The project aims to achieve its goal of ‘sustainable quality improvement in maternal and newborn healthcare at public health facilities through the following strategies
Proposed Strategy:
- Ensuring improved availability of trained and adequate HR and resources at facilities according to the standards by mapping HR and training requirements, monthly labor room assessment, and monitoring.
- Creating a pool of trainers and district coaching team and their hand holding by Dakshata ToTs, support at district level Dakshata training and ToT on clinical and quality topics.
- Supporting District Hospitals and Community Health Centres for quality certification programs like LaQshya.
- To establish a quality culture in facilities by conducting regular quality circle meetings, ensuring the use of quality tools, and formulation of tangible action plans.
- To develop Continuing Medical Education (CME) blended learning program on managing sick pregnant women to improve the knowledge & skills of medical officers and specialists.
- Ensuring the conduct of state-driven Maternal Death Reviews (MDRs) and facility-level quality MDRs leading to insights and improvement in quality of services.
- Ensuring improved quality of maternal and newborn health services at Health and Wellness Centres (HWCs) and Gram Arogya Kendras through training and mentoring of CHOs, ANMs, and ASHAs.
- Theory of Change-The project tries to achieve its goal of ‘sustainable quality improvement in maternal and newborn healthcare at public health facilities’ through five major interventions.
- Facility level interventions for quality improvement involve Dakshata ToT, ToT on clinical and quality topics with the district coaching team, development of referral standards for CHCs and DHs. This will result in a pool of trainers at the district level. These trainers will conduct need-based as well as regular smaller sessions on quality and clinical topics for labor room staff. Mapping of HR and training status will be helpful to identify training needs at the facility level.
- Quality improvement projects will be useful for the staff to learn and apply quality tools. The facilities will be supported during the quality certification programs like LaQshya. The facility-level intervention will result in improved availability of adequate and trained HR, ultimately leading to improved quality of maternal and newborn health services at DHs and CHCs.

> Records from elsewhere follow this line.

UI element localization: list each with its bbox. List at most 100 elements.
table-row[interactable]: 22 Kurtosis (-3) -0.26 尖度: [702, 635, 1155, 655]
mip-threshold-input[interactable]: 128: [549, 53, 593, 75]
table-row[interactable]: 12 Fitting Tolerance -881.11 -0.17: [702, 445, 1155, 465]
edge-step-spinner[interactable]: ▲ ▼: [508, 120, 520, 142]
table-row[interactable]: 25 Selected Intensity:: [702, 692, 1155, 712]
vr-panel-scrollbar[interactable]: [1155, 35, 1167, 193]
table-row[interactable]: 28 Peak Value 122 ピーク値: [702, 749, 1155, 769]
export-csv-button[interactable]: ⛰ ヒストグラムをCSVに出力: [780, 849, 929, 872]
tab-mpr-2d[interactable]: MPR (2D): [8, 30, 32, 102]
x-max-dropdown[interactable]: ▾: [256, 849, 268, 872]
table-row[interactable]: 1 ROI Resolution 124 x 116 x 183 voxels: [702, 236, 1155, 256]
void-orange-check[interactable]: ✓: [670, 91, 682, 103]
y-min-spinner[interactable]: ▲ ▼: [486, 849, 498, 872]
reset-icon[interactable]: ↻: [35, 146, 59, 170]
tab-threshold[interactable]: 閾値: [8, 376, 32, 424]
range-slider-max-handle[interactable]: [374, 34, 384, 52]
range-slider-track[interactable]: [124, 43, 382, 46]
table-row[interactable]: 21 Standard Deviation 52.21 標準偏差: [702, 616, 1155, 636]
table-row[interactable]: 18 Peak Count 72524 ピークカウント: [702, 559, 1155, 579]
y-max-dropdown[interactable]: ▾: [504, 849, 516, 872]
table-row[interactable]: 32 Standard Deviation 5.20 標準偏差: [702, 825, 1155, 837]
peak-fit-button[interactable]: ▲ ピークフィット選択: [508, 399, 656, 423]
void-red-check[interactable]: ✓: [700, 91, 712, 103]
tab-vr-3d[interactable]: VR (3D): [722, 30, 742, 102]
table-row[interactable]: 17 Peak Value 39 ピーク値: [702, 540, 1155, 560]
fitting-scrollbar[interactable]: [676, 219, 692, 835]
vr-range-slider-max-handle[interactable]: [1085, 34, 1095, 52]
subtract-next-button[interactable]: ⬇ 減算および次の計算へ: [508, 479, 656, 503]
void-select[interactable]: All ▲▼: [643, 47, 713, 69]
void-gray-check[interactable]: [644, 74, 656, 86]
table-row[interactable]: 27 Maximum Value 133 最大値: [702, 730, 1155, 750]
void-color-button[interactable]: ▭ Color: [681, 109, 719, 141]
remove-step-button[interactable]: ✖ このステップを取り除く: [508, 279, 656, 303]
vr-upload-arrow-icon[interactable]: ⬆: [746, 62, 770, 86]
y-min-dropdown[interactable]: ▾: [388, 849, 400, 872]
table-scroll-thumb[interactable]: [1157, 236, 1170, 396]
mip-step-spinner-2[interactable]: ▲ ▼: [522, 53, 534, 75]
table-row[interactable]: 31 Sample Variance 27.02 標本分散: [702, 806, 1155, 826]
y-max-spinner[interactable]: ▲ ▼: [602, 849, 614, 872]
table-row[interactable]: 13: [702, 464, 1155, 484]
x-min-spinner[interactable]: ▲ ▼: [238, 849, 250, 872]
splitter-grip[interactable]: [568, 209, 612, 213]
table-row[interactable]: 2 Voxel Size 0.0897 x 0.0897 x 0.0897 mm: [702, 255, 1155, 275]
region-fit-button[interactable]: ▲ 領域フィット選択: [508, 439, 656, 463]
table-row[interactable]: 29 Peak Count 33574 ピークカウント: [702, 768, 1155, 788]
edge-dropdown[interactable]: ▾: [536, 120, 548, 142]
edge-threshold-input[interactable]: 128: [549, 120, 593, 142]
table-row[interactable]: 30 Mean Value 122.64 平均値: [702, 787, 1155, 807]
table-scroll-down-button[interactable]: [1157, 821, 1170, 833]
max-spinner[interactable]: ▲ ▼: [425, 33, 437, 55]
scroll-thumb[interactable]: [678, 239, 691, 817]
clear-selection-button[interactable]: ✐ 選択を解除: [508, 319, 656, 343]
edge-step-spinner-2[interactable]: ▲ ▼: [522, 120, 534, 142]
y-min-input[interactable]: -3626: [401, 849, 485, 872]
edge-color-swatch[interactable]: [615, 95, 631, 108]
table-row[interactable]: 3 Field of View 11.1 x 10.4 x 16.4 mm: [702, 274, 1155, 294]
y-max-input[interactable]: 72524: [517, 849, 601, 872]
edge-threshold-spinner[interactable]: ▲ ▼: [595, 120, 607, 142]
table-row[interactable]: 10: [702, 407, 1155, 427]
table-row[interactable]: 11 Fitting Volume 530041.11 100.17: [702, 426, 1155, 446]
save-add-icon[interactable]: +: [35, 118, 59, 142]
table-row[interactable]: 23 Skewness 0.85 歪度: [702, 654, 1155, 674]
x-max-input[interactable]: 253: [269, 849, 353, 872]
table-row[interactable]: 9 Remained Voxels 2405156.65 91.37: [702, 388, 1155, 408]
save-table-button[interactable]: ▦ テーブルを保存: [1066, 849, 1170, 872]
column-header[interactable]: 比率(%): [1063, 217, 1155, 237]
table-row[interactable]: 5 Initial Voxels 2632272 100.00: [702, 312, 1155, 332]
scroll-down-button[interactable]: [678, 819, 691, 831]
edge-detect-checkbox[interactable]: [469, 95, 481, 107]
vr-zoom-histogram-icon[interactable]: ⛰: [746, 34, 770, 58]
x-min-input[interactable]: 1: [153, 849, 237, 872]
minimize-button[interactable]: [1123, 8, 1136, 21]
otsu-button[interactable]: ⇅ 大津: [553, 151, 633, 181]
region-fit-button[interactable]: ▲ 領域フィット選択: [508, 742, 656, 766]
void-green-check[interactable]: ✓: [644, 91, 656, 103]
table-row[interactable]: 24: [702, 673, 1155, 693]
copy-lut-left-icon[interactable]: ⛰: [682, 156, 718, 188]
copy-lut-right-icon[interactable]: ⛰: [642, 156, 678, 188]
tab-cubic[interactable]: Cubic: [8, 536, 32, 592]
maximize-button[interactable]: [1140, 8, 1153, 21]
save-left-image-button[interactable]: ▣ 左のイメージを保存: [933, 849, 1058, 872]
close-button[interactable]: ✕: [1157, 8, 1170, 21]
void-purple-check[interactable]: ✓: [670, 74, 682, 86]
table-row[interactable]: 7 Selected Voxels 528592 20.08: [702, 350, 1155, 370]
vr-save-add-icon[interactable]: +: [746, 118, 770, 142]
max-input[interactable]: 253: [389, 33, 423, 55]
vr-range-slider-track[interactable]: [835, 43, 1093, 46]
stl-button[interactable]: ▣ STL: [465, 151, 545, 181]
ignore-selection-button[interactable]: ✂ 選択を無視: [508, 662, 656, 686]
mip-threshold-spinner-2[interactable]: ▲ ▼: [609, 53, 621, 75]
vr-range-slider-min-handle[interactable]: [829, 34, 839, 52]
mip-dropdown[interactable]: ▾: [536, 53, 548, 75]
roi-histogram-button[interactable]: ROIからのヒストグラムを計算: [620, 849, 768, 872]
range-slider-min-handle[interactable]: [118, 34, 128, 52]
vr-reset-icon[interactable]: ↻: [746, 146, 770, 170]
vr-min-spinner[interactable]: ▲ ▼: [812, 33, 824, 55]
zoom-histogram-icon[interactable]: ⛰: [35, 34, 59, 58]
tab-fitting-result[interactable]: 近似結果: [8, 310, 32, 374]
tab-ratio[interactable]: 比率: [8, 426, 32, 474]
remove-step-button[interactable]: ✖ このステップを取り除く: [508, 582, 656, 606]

- Continued medical education is an important component of the project. JSS and CMC, Vellore will co-develop 12 modules for CME on the management of sick, pregnant women. In order to increase the reach of CMEs, a digital platform will be developed in order to create a blended learning program.
- Maternal death reviews are helpful to identify the gaps in service provision. Thus, training on the conduct of MDRs will be arranged and it will be ensured that MDR is conducted regularly at the district facilities. This will lead to gap identification and an action plan to bridge these gaps.
- The continuum of care intervention deals with ANMs, CHOs, and ASHA workers working close to the community. Refresher training will be arranged for these cadres and supportive supervision will be provided. Advocacy at the state, district, block, and sector levels will be a continuous process.